Throughout the years of fire suppression, fuel loads started to build up creating a non-natural forest floor in the majority of our forests. Ferguson says that currently 300 million acres have unnaturally heavy fuel loads that were not burned away in natural forest fires.
In addition, the interaction between natural vegetation and human structures causes a problem for forest fires — a problem that is accentuated by climate change.
“We have recently had the hottest five years of planet Earth,” Ferguson said. “This year, January 2017 was the hottest January in human history. With all of this heat, it increases the burn-ability of forests, especially when droughts have been stressing the trees.”
Focus on fire suppression
With increased drought and hotter seasons, we will continue to see trees die off across the West.
“In 2016, California had 60 million trees die.
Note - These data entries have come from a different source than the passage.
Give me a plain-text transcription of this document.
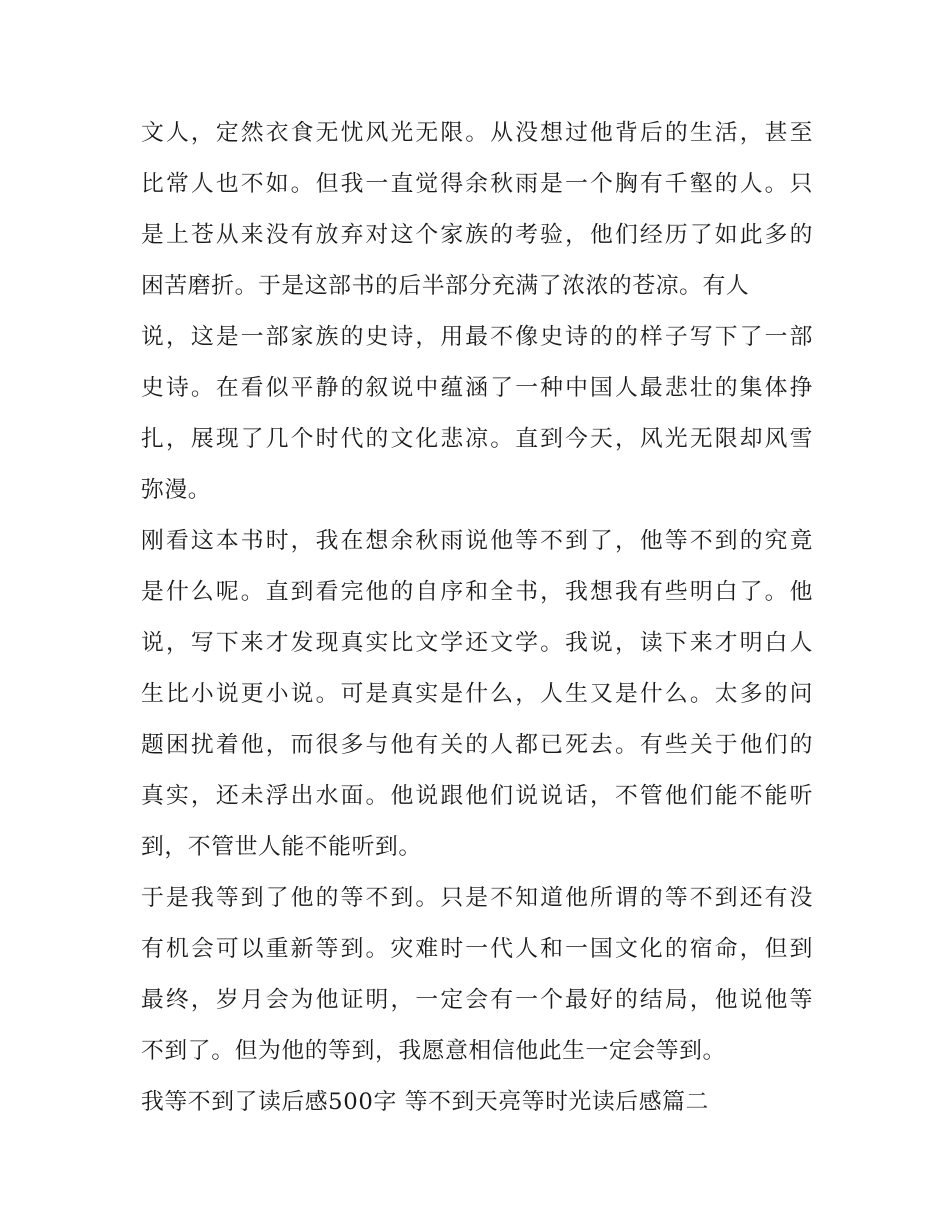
文人，定然衣食无忧风光无限。从没想过他背后的生活，甚至
比常人也不如。但我一直觉得余秋雨是一个胸有千壑的人。只
是上苍从来没有放弃对这个家族的考验，他们经历了如此多的
困苦磨折。于是这部书的后半部分充满了浓浓的苍凉。有人
说，这是一部家族的史诗，用最不像史诗的的样子写下了一部
史诗。在看似平静的叙说中蕴涵了一种中国人最悲壮的集体挣
扎，展现了几个时代的文化悲凉。直到今天，风光无限却风雪
弥漫。
刚看这本书时，我在想余秋雨说他等不到了，他等不到的究竟
是什么呢。直到看完他的自序和全书，我想我有些明白了。他
说，写下来才发现真实比文学还文学。我说，读下来才明白人
生比小说更小说。可是真实是什么，人生又是什么。太多的问
题困扰着他，而很多与他有关的人都已死去。有些关于他们的
真实，还未浮出水面。他说跟他们说说话，不管他们能不能听
到，不管世人能不能听到。
于是我等到了他的等不到。只是不知道他所谓的等不到还有没
有机会可以重新等到。灾难时一代人和一国文化的宿命，但到
最终，岁月会为他证明，一定会有一个最好的结局，他说他等
不到了。但为他的等到，我愿意相信他此生一定会等到。
我等不到了读后感500字 等不到天亮等时光读后感篇二
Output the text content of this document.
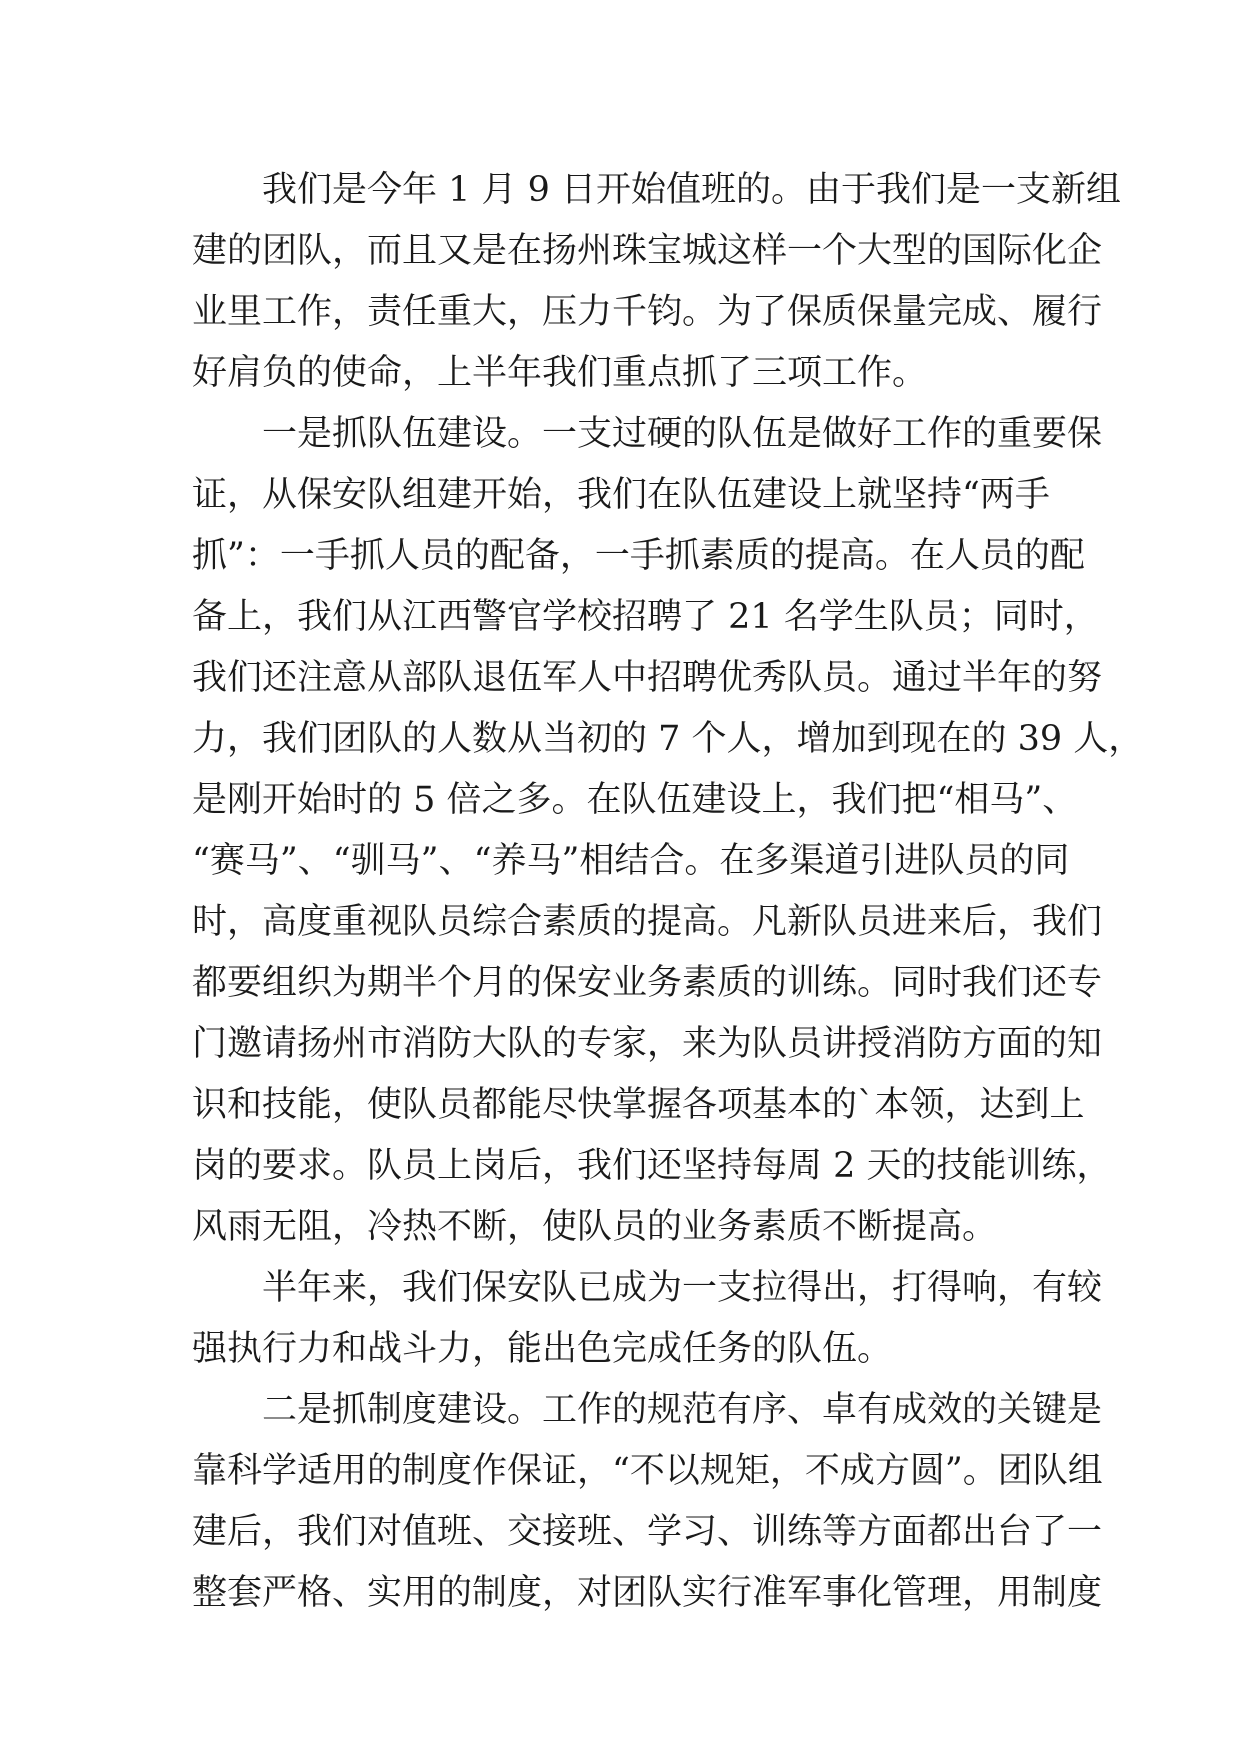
我们是今年 1 月 9 日开始值班的。由于我们是一支新组
建的团队，而且又是在扬州珠宝城这样一个大型的国际化企
业里工作，责任重大，压力千钧。为了保质保量完成、履行
好肩负的使命，上半年我们重点抓了三项工作。
一是抓队伍建设。一支过硬的队伍是做好工作的重要保
证，从保安队组建开始，我们在队伍建设上就坚持“两手
抓”：一手抓人员的配备，一手抓素质的提高。在人员的配
备上，我们从江西警官学校招聘了 21 名学生队员；同时，
我们还注意从部队退伍军人中招聘优秀队员。通过半年的努
力，我们团队的人数从当初的 7 个人，增加到现在的 39 人，
是刚开始时的 5 倍之多。在队伍建设上，我们把“相马”、
“赛马”、“驯马”、“养马”相结合。在多渠道引进队员的同
时，高度重视队员综合素质的提高。凡新队员进来后，我们
都要组织为期半个月的保安业务素质的训练。同时我们还专
门邀请扬州市消防大队的专家，来为队员讲授消防方面的知
识和技能，使队员都能尽快掌握各项基本的`本领，达到上
岗的要求。队员上岗后，我们还坚持每周 2 天的技能训练，
风雨无阻，冷热不断，使队员的业务素质不断提高。
半年来，我们保安队已成为一支拉得出，打得响，有较
强执行力和战斗力，能出色完成任务的队伍。
二是抓制度建设。工作的规范有序、卓有成效的关键是
靠科学适用的制度作保证，“不以规矩，不成方圆”。团队组
建后，我们对值班、交接班、学习、训练等方面都出台了一
整套严格、实用的制度，对团队实行准军事化管理，用制度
Thinking forward, we now have 60 million dead standing trees. All will drop over a decade, creating fuel loads on forest floors tempting the land with fuel for the next mega-fire,” Ferguson warns. “Mega-fires are going to accentuate the severity of climate change.”
Not only do mega-fires affect our landscape, living situations and health, but they are also affecting our wallets.
Ferguson reminds readers that fire suppression falls back on the American people.
“The financial cost of fire suppression is 4.5 billion dollars per year. That money isn’t coming from the federal government — instead it is landing on local community fire departments,” he said. “When a fire hits, the threatened town has no choice but to hand over the money, forcing tax increases on a local level. The effect of fires simply cannot be ignored.”